Детство – трудное путешествие во время. Оно не только бережно ведет, но и колет снегом, дует в лицо, проводит через детские переживания, не менее драматические, чем взрослые, потому что есть в детстве некая оставленность на самого себя перед лицом экзистенциальных мыслей или ощущений. Детские беды горше взрослых, острее, потому что в них нет притуплённости временем и опыта преодоления. И отчаянно жалко этого давно ушедшего и всегда живущего в каждом беззащитного маленького человечка.

Бессонный свет, шаги в прихожей;
Какой-то день, на ночь похожий,
Какая-то дневная ночь …

Лязг двери, тишина в парадной;
Елей еловый благодатный,
А мне в кроватке спать невмочь…

И вдруг звонок, суровый, дальний…
И виснет над опочивальней
На паутине – почтальон,

И нитка зыблется, искрится…
И слышно, как по половицам
На цыпочках крадётся сон…

Кому не знакомо это состояние из детства, когда начинаешь болеть, и от высокой температуры так дремотно-сладко и плакать хочется…а в комнате вечерний сумрак, и вдруг становится тревожно, страшно, что никто не придёт, а ты ждёшь и ждёшь… Ждешь, как материнский поцелуй. Жаль только, что он с годами приобретает горьковатый привкус потери. Но те же годы дают искусство возвращения в золотое «домашнее прошедшее время»

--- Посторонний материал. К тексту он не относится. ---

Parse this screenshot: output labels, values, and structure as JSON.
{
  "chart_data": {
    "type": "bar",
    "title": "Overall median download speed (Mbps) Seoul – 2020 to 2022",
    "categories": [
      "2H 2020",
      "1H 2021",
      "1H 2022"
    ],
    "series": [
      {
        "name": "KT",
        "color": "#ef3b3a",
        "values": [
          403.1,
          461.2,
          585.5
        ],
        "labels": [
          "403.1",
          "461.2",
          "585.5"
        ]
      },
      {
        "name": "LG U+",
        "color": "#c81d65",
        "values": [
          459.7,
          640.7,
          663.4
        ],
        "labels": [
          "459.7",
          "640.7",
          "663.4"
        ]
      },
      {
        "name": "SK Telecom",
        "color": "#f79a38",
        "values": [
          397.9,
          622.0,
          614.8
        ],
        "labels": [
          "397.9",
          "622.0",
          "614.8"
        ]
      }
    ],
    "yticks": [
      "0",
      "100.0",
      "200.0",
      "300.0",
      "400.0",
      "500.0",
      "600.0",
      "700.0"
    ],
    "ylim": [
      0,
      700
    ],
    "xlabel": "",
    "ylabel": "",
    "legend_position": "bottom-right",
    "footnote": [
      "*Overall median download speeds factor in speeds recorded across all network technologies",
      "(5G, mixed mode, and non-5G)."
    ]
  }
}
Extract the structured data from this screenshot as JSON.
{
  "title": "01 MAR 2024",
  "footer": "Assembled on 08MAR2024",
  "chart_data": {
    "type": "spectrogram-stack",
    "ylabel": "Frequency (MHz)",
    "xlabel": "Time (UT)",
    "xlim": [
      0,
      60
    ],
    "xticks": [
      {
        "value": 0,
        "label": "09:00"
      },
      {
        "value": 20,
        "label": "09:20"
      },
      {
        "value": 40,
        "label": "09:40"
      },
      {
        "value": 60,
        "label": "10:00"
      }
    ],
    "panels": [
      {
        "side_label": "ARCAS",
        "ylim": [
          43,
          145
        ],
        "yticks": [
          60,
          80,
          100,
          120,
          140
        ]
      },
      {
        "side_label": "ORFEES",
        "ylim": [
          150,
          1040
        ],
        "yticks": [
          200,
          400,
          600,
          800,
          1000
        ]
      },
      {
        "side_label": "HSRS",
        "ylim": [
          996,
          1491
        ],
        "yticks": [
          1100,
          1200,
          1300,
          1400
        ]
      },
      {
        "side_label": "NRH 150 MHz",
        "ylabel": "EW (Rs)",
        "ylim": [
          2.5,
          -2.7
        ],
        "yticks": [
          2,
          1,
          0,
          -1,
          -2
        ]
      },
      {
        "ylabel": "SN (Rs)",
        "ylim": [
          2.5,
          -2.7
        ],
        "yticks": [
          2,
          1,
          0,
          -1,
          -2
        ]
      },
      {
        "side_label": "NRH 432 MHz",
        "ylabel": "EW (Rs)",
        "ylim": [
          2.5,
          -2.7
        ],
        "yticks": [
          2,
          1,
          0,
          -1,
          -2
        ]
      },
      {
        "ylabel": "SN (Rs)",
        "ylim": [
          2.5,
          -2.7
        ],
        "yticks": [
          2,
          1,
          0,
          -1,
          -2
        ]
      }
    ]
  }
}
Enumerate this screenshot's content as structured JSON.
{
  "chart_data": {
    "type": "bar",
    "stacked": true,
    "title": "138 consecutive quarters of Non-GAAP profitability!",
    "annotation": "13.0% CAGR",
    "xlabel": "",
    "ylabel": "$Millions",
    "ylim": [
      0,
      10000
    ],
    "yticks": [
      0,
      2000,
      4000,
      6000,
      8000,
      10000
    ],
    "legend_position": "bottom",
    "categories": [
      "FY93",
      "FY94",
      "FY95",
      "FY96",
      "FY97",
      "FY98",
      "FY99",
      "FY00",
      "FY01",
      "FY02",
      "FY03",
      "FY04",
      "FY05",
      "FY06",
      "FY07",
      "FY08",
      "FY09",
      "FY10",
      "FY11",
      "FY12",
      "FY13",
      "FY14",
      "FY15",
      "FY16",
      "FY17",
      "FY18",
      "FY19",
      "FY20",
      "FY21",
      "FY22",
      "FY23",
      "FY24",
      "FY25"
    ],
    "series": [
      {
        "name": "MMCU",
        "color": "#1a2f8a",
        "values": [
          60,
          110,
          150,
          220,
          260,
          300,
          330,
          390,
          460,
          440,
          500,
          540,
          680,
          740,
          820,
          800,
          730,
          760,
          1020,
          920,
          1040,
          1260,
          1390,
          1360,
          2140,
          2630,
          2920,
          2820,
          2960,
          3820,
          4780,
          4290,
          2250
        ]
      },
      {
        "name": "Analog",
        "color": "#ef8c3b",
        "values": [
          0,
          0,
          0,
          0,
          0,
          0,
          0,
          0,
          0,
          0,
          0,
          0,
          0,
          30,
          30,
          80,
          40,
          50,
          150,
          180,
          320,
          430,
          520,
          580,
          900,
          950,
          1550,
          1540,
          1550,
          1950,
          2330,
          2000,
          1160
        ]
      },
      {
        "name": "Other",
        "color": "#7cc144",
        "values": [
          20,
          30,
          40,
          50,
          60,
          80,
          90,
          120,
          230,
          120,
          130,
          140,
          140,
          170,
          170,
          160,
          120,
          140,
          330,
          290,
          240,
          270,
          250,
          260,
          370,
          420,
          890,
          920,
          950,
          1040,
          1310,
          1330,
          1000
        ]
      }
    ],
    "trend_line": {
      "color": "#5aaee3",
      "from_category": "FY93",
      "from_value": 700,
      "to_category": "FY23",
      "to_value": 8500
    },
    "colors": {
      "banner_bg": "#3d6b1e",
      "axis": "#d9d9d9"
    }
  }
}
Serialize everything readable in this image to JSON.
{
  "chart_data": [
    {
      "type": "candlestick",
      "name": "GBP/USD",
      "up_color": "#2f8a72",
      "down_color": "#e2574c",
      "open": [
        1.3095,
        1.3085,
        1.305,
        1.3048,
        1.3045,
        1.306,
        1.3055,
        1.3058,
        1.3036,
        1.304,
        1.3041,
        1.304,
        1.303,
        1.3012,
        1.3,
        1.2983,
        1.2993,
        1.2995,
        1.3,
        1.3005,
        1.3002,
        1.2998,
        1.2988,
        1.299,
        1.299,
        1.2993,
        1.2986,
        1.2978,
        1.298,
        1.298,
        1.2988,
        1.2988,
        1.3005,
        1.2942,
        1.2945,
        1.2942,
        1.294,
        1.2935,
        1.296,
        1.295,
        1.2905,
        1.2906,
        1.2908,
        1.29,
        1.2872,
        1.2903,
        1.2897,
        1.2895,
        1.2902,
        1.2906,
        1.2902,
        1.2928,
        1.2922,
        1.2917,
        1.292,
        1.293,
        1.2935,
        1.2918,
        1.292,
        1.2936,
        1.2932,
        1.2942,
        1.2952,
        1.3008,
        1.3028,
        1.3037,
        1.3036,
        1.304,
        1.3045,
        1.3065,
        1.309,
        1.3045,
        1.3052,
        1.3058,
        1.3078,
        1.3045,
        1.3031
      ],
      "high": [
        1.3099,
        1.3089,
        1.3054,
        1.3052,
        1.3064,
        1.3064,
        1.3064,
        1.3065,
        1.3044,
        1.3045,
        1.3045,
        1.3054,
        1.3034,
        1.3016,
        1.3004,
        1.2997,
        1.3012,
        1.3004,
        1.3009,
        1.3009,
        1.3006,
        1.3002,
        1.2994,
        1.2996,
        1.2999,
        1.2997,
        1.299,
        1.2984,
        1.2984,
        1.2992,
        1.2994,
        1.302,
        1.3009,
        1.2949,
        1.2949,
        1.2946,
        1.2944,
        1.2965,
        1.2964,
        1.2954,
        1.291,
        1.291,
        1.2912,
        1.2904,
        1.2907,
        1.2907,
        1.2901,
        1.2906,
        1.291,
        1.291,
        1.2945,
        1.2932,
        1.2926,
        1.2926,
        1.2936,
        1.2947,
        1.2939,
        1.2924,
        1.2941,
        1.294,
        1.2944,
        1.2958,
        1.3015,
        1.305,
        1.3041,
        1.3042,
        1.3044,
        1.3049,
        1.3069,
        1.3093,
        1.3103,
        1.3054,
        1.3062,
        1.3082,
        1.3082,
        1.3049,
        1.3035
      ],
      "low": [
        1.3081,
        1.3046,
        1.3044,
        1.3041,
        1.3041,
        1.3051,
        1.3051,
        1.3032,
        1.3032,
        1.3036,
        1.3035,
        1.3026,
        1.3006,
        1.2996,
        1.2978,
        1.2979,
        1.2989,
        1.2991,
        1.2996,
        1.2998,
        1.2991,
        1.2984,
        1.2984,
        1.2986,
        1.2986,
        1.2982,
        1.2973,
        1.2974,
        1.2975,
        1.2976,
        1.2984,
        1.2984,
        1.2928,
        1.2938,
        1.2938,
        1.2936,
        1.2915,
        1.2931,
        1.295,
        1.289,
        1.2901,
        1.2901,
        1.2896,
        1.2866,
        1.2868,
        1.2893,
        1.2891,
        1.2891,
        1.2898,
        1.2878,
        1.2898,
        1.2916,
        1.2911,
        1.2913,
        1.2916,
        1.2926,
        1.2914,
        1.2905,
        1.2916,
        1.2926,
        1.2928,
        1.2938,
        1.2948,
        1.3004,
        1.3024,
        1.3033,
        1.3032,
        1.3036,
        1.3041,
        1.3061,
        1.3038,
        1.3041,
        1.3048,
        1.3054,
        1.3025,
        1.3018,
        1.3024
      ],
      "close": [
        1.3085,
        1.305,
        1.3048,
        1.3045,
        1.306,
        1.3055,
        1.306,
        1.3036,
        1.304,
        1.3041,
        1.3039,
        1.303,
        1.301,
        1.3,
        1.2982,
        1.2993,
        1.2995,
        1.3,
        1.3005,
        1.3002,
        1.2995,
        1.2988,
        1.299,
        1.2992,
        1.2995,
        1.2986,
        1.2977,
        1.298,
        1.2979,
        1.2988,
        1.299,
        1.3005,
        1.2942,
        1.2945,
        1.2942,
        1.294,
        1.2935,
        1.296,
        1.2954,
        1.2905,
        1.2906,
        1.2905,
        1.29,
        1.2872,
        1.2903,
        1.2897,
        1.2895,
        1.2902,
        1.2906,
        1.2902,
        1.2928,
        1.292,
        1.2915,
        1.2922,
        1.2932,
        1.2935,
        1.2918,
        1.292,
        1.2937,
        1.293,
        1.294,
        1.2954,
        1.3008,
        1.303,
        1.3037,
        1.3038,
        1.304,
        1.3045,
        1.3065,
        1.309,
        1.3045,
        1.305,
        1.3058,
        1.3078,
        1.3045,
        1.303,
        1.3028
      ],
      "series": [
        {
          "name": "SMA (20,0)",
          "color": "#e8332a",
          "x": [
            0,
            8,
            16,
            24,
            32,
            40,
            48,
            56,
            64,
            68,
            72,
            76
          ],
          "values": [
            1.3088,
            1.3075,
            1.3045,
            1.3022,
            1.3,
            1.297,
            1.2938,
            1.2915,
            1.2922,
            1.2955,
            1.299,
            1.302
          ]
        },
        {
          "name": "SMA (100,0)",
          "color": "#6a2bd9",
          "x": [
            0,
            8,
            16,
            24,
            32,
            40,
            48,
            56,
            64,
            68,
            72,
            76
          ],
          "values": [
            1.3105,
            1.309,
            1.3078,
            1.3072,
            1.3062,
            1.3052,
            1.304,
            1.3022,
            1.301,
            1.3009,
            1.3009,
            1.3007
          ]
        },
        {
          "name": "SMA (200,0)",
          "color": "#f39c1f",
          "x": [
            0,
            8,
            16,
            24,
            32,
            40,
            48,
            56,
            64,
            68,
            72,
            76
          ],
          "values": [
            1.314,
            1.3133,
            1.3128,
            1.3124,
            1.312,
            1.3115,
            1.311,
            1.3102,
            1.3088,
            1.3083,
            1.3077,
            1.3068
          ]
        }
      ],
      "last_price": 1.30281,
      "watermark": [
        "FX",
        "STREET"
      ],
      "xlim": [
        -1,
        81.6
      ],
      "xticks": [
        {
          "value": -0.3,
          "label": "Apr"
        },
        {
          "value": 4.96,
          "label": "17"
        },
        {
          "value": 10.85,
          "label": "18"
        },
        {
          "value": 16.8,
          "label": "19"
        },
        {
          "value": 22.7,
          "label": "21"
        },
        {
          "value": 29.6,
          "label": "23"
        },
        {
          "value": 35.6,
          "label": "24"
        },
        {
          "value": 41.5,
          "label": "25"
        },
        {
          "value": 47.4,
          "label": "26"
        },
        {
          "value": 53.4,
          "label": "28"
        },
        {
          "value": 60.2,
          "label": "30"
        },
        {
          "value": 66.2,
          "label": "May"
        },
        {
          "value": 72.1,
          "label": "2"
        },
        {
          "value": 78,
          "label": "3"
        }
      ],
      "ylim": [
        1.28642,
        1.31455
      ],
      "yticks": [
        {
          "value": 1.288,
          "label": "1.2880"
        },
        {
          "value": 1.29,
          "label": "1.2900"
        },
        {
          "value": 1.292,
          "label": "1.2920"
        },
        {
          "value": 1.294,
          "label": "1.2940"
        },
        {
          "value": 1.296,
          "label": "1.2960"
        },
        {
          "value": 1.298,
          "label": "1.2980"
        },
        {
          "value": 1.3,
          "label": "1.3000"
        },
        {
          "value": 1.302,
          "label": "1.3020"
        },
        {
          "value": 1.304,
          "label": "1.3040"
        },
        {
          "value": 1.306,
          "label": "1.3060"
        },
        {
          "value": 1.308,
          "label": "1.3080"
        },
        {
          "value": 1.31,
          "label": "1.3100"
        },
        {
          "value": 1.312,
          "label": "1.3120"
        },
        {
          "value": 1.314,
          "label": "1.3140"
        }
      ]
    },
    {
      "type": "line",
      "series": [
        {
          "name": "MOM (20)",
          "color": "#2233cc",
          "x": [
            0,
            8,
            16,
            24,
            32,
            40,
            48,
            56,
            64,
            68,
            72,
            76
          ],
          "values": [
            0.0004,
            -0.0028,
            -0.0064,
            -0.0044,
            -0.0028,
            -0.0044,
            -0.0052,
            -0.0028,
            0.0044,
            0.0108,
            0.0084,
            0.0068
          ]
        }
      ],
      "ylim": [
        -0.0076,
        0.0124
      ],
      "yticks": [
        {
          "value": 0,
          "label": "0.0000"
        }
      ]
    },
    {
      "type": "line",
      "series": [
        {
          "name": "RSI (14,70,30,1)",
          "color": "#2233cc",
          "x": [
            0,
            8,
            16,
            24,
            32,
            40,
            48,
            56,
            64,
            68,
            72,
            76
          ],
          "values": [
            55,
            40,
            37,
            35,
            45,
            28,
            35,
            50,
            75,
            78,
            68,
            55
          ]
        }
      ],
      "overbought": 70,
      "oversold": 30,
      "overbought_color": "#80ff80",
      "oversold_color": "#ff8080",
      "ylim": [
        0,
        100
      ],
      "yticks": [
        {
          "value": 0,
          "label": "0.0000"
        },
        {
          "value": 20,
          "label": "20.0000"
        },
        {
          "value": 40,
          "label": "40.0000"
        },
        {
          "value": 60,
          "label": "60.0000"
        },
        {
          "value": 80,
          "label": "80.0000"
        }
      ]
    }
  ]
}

Как в небе детский шар, стоят миры – не важно
В предвечном свете ли, в кромешной стылой мгле;
Меж ними и трусит кораблик твой бумажный,
Простой внесрочный борт – к неведомой земле…

И в газовых рожках – туманности густые,
Где Млечный Путь притих от ссадин и прорех …
Но в крошечном саду шумят дожди живые
И вянет палый плод, и оседает снег …

И в детских небесах – погоды-непогоды;
И все, кого искал ты в давности пустой –
Давно накрыли стол: давно пришли с работы,
И шутят, и бранят, и говорят с тобой …

И эта органично, доподлинно воскрешенная жизнь течет где-то помимо нас, давно утративших её, и поэт вводит в неё бережно и незаметно, как будто его самого и нет. А он рядом – этот дивный и скромный Мастер. Читаешь, и вновь и вновь охватывает целая гамма самых разных чувств. Словно во сне меняются картины-видения, от серого зимнего настоящего к яркой насыщенной живописи прошедшего. И в этом мерном вращении колес времени и контраста цвета и внутренний трагизм, и обыденность происходящего. Все преодолевается силой творчества, обращенного к тайне души человеческой, к высокому промыслу её Творца. И виртуозное владение словом, образами, смысловыми оттенками, полутонами, интонацией дарует нам неизъяснимое наслаждение, возвращает потерянный рай детства, живущий, как оказывается, всегда в тебе самом.
Обычно то, что громко заявляет о себе, приковывает внимание многих, имеет на это чаще всего только внешние основания. Пройдет время, и когда потомки станут пристально вглядываться в прошедшее и задержат взгляд на нем, через шум, бутафорию, крикливость и монументальность руин прошлого мелькнет где-то там, в глубине живой, трепетный огонек («Как матовые угли тлели»), сохранивший тепло дыхания и звуки прошлого. Новая книга поэта Владимира Мялина – обретение и для нас, читателей, и для автора. С каждой новой книгой, от стихотворения к стихотворению крепнет голос поэта и, не изменяя замечательной камерности, наполняется силой звучания, растет – на мощных корнях родной земли и памяти.

Умрёшь, а голос остаётся
В устах, на горьком языке –
Бормочет, щёлкает, смеётся
И замыкается в стихе.

Звенит и скачет красным гномом
В печи на жарких остриях.
И нет тебя ни в клетях дома,
Ни в растворённых небесах…

Но – всё, что пело и дышало,
Он сам в самом себе собрал;
Смотрел, как тело отлетало, –
Смеялся, щёлкал, трепетал…

Это тот голос, та поэзия, свет которой со временем будет расти и станет частью жизни многих и многих людей.